L’imam Cissé Djiguiba s’insurge contre la persistance des mutilations génitales féminines en Côte d’Ivoire





Mutilations génitales,Imam Cissé Djiguiba


L’imam de la mosquée du Plateau, Cissé Djiguiba, président de la Fondation “Djigui la grande espérance”, s’est  s’insurgé jeudi à Abidjan contre la persistance des mutilations génitales féminines (MGF) en Côte d’Ivoire, en dépit des efforts de lutte contre le fléau.

« C’est certes une violation des droits humains, mais un problème de santé maternelle et infantile, et la lutte est sectorielle.

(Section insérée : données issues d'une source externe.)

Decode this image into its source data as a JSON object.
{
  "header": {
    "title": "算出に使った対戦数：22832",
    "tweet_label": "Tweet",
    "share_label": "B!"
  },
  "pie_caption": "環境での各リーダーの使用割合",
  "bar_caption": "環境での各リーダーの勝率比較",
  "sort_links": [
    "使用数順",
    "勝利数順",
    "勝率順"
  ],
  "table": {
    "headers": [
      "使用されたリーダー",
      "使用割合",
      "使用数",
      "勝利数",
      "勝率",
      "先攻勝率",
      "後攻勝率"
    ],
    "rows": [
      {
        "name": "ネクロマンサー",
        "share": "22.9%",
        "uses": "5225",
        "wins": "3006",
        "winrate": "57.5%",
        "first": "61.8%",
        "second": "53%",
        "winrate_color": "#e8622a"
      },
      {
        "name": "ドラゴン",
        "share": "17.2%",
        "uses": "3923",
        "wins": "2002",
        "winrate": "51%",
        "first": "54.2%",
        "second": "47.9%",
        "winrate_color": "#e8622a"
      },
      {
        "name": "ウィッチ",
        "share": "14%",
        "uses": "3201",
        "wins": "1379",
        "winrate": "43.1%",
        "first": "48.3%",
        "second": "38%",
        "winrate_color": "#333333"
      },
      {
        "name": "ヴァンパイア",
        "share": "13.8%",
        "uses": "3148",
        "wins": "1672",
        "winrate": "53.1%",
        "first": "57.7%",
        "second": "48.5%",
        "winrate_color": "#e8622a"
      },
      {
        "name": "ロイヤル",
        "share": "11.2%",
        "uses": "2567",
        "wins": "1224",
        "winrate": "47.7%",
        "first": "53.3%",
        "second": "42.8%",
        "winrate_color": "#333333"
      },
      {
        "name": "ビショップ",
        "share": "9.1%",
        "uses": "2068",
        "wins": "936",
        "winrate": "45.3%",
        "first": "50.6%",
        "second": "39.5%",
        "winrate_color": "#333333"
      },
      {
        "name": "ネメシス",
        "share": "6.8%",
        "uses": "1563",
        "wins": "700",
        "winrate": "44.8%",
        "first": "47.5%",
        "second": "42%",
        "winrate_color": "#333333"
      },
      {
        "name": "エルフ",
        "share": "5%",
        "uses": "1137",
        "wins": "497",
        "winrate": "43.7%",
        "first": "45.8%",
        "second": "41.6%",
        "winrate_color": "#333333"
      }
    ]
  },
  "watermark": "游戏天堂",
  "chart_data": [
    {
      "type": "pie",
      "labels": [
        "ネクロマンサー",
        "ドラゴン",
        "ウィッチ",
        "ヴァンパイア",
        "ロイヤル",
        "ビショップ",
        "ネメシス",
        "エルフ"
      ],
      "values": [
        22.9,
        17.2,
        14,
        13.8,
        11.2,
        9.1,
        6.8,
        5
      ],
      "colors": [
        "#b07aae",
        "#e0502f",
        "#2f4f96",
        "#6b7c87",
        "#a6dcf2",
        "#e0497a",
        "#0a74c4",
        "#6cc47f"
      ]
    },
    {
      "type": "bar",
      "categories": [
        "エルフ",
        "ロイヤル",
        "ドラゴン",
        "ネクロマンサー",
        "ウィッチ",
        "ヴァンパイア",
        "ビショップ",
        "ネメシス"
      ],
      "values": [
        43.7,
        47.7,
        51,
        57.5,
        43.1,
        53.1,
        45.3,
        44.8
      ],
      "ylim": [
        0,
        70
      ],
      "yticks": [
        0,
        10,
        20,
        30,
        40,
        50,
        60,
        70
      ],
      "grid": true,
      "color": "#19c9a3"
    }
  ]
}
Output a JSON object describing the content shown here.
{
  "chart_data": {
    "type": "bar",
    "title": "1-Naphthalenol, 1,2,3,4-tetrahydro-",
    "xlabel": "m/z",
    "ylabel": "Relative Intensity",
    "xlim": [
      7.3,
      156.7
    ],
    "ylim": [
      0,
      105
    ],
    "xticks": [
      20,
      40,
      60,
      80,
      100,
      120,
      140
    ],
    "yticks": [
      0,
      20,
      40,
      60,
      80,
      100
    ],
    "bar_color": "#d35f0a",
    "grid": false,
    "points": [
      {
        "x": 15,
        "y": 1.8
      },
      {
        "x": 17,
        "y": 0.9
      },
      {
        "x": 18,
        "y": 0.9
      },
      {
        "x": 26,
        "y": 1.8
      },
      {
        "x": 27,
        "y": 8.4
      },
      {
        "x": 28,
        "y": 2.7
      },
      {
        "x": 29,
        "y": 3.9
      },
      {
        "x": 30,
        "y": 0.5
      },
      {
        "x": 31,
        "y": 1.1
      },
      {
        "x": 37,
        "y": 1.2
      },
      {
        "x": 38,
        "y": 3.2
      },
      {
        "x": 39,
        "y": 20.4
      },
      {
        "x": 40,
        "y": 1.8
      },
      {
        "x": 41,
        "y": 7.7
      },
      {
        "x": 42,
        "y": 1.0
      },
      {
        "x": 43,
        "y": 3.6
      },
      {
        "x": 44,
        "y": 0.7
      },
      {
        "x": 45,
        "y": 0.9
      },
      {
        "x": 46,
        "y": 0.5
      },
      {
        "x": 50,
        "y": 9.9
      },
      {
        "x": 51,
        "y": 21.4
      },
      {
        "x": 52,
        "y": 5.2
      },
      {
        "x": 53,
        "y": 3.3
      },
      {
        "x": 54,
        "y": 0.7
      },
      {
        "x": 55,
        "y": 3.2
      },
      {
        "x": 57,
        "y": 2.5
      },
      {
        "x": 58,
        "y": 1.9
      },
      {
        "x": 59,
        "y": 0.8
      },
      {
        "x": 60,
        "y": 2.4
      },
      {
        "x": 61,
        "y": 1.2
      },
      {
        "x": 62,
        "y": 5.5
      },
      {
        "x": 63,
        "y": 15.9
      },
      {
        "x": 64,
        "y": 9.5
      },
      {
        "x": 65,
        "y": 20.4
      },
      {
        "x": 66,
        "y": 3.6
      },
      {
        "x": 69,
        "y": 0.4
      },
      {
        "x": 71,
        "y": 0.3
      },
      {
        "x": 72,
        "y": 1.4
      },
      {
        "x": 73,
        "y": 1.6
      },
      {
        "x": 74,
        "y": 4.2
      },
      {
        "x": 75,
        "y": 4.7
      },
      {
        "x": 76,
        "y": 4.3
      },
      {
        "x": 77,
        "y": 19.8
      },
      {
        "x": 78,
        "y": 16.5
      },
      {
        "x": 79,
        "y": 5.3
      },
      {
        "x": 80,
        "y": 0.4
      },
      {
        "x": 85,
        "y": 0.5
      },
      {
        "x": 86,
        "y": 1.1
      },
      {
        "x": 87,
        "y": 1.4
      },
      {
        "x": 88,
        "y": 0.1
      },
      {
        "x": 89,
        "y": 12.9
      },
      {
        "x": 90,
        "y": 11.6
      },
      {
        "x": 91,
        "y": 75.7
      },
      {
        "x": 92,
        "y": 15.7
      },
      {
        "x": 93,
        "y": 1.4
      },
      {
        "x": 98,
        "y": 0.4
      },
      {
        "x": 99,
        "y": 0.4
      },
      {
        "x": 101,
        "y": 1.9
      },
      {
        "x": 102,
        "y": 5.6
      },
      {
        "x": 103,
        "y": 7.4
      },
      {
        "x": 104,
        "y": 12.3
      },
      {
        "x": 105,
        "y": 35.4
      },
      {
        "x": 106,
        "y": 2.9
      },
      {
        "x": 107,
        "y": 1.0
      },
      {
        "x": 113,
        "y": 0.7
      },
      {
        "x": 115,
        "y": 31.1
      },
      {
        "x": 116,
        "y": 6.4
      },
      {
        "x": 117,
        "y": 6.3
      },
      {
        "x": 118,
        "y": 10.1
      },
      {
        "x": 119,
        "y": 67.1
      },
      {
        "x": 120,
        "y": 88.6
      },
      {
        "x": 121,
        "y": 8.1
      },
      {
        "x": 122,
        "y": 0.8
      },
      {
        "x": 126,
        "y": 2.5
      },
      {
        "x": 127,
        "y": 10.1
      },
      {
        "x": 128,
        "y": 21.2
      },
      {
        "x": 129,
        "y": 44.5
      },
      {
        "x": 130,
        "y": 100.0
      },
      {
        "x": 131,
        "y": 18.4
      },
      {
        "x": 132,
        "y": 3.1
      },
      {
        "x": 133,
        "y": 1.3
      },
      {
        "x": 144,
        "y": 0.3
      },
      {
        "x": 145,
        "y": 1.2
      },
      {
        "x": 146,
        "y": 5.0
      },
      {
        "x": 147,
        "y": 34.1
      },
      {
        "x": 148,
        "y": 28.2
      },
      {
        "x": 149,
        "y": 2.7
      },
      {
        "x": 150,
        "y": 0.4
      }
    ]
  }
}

Si tous les acteurs ne se tiennent pas débout, les ténèbres persisteront », a fustigé l’imam Cissé, dont l’organisation est engagée dans la lutte contre les MGF.

« Dans mon combat contre les MGF, j’ai été confronté à l’opposition de certains théologiens et des imams. Il a fallu inviter des gynécologues, obstétriciens et médecins pour présenter la gravité de cette pratique qui n’est pas autorisée par l’islam et prônée par aucune religion”, a relevé le guide religieux qui s’exprimait à l’ouverture d’un atelier de formation de journalistes sur les MGF, au siège de son organisation à Marcory.

Les mutilations génitales féminines (MGF) continuent de sévir en Côte d’Ivoire avec 36,7% en taux de prévalence, dont 24, 6% à Abidjan, 30, 8% dans le milieu urbain et 43, 8 % en milieu rural.

Organisé à l’endroit d’une quinzaine de journalistes, par la Fondation Djigui la Grande Espérance en collaboration avec l’ONG Amplify Change, cette formation avait pour objectif d’échanger avec les journalistes, afin de mieux faire connaître les MGF et de vulgariser  la législation ivoirienne  en la matière.

Selon l’OMS, les MGF désignent « toutes les interventions aboutissant à une ablation partielle ou totale des organes génitaux externes de la femme et/ou toute autre lésion des organes génitaux féminins pratiquée à des fins non thérapeutiques ».

Les raisons le plus souvent évoquées sont esthétiques et hygiéniques, pour la protection de la virginité (baisse du désir et du vagabondage sexuels), la conservation de la chasteté (protection contre les viols), et aussi le fait que le clitoris porterait malheur, a indiqué le formateur, Mamadou Dosso, chargé de programme protection et genre à la Fondation Djigui.

Intervenant sur le volet juridique, la formatrice consultante Becho-Yassi Brigitte a relevé qu’ « une innovation a été apportée au nouveau code pénal pour la protection des mineurs. Désormais les mineurs (18 ans) peuvent porter plaintes contre toute pratique de MGF sur leur corps dans un espace de deux ans. (art 783 code de procédure pénale), ce que n’autorisait pas l’ancien code pénal ».

Chaque année, plus de 3 millions de jeunes filles sont excisées dans le monde selon l’OMS.